Data were handled with Perseus software. Three biological replicates acquired with DDA-MS were analyzed for chromatin and DREX. All three biological replicates from 1 h and 4 h assembled chromatin or wtDREX were log 2(x) transformed. Missing values were replaced by random numbers from a standard deviation (width 0.3, shift −1.8).

DIA-MS SWATH intensities were normalized to the total area sum within the MarkerView software (version 1.2.1.1). In order to compare different assembly times, the median of three biological replicates was calculated for each protein and each time point.

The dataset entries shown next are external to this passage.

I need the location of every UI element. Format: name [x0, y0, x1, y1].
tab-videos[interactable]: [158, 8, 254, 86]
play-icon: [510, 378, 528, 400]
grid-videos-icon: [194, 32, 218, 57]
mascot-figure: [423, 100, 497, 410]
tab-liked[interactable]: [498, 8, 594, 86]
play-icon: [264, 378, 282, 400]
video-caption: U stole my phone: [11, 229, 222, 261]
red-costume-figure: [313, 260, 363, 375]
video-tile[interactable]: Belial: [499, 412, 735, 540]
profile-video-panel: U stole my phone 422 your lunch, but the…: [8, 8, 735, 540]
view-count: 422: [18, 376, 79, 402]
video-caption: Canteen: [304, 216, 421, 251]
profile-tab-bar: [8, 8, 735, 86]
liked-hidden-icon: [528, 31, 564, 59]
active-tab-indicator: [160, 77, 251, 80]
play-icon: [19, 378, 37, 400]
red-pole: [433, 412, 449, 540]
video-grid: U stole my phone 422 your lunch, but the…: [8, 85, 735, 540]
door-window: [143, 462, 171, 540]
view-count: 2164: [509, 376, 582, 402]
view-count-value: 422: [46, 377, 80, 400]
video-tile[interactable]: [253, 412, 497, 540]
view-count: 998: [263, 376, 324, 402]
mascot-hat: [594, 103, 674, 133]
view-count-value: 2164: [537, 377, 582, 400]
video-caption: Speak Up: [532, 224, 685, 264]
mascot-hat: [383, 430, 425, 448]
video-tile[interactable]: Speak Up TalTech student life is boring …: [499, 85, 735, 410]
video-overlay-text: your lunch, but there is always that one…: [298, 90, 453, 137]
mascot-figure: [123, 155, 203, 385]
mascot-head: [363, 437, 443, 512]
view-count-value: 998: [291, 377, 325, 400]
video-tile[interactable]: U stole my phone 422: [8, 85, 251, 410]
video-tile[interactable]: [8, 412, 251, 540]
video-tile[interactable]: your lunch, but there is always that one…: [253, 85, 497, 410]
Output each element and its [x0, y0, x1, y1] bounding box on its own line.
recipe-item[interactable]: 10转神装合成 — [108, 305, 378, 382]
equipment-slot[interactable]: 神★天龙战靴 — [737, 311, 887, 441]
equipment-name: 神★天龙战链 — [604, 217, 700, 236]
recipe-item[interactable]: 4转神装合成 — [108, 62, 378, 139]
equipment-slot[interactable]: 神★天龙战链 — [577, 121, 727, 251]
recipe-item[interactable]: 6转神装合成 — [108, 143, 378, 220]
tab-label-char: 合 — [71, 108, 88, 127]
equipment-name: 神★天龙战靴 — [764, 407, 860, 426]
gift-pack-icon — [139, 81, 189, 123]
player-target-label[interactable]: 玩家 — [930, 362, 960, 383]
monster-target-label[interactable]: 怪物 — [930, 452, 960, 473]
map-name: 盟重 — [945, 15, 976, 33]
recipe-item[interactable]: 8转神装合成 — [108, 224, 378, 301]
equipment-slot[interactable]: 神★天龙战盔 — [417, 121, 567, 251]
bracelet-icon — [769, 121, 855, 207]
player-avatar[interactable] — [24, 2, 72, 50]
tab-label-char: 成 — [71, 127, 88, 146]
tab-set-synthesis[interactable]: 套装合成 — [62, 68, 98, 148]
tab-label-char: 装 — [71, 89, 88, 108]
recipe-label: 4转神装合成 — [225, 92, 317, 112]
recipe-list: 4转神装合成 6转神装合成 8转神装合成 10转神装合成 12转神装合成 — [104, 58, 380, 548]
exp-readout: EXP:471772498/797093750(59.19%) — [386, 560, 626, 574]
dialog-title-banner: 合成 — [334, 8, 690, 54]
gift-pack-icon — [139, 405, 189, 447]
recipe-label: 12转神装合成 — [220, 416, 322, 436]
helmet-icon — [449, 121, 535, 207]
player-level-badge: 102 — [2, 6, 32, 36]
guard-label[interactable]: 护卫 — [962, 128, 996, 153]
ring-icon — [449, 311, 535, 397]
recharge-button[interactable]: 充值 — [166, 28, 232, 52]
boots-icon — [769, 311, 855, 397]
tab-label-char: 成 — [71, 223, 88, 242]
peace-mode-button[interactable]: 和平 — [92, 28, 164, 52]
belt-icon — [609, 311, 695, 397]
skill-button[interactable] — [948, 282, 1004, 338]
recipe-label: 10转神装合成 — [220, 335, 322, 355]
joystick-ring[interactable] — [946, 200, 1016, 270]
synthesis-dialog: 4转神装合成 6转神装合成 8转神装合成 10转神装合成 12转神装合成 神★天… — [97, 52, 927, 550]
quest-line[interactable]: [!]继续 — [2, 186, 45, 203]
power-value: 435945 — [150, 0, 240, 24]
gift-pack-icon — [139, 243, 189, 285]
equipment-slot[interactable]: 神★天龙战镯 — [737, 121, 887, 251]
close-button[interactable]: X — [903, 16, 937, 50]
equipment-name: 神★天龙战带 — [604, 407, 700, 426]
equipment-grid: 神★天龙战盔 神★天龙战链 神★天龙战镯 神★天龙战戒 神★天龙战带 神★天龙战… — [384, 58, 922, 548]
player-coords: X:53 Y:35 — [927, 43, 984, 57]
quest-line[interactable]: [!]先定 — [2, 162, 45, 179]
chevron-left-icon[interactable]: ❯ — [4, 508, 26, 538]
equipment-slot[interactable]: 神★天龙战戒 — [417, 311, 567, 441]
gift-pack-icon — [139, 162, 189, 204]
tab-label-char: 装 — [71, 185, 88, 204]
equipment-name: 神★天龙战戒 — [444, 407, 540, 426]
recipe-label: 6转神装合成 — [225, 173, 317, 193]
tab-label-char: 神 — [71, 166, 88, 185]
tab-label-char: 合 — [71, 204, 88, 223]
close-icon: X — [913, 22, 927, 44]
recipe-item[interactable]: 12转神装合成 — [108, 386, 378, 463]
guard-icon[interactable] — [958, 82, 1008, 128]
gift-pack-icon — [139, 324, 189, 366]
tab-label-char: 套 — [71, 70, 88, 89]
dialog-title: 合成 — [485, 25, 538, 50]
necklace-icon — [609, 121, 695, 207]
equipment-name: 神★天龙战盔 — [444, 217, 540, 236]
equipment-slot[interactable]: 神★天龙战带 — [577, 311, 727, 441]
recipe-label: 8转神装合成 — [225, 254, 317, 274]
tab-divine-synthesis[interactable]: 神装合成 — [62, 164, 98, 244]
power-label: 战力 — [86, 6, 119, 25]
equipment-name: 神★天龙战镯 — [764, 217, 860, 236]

Experimental design and statistical rationale

Chromatin assembly experiments have been performed in three biological replicates with three independently collected DREX. As negative controls, beads-only were incubated in three biological replicates with DREX. A pilot study in our lab revealed that three biological replicates enable us for a precise and statistical valid conclusion between chromatin assembly experiments and the composition of proteins during different time points of assembly. Based on biological function of the identified proteins, we altered the initial settings for statistical analysis to be (s(0)=3 and FDR=0.5%).

Subject area	Biology
More specific subject area	Epigenetics and chromatin organisation
Type of data	Figure
How data was acquired	Mass spectrometry. LC–MS/MS and SWATH-MS (LC: Ultimate 3000 HPLC system, Thermo-Fisher Scientific. MS: LTQ Orbitrap XL, Thermo-Fisher Scientific, TripleTOF 6600, Sciex)
Data format	Raw (*.raw, *.wiff, *wiff.scan), Annotated (*.txt, *.zip, *.mgf)
Experimental factors	in vitro chromatin assembly for the duration of 15 min, 1 h, 4 h and subsequent proteomic quantitative analysis
Experimental features	in vitro chromatin assembly, micrococcal nuclease eluted chromatin from streptavidin beads, tryptic in solution digestion, LC–MS/MS or SWATH-MS of peptides, quantitative analysis of chromatin enriched factors compared to beads-only control with Perseus software
Data source location	Munich, Germany
Data accessibility	Data is within this article and uploaded to the ProteomeXchange Consortium webpage. Dataset identifier: PRIDE: PXD002537 and PRIDE: PXD003445.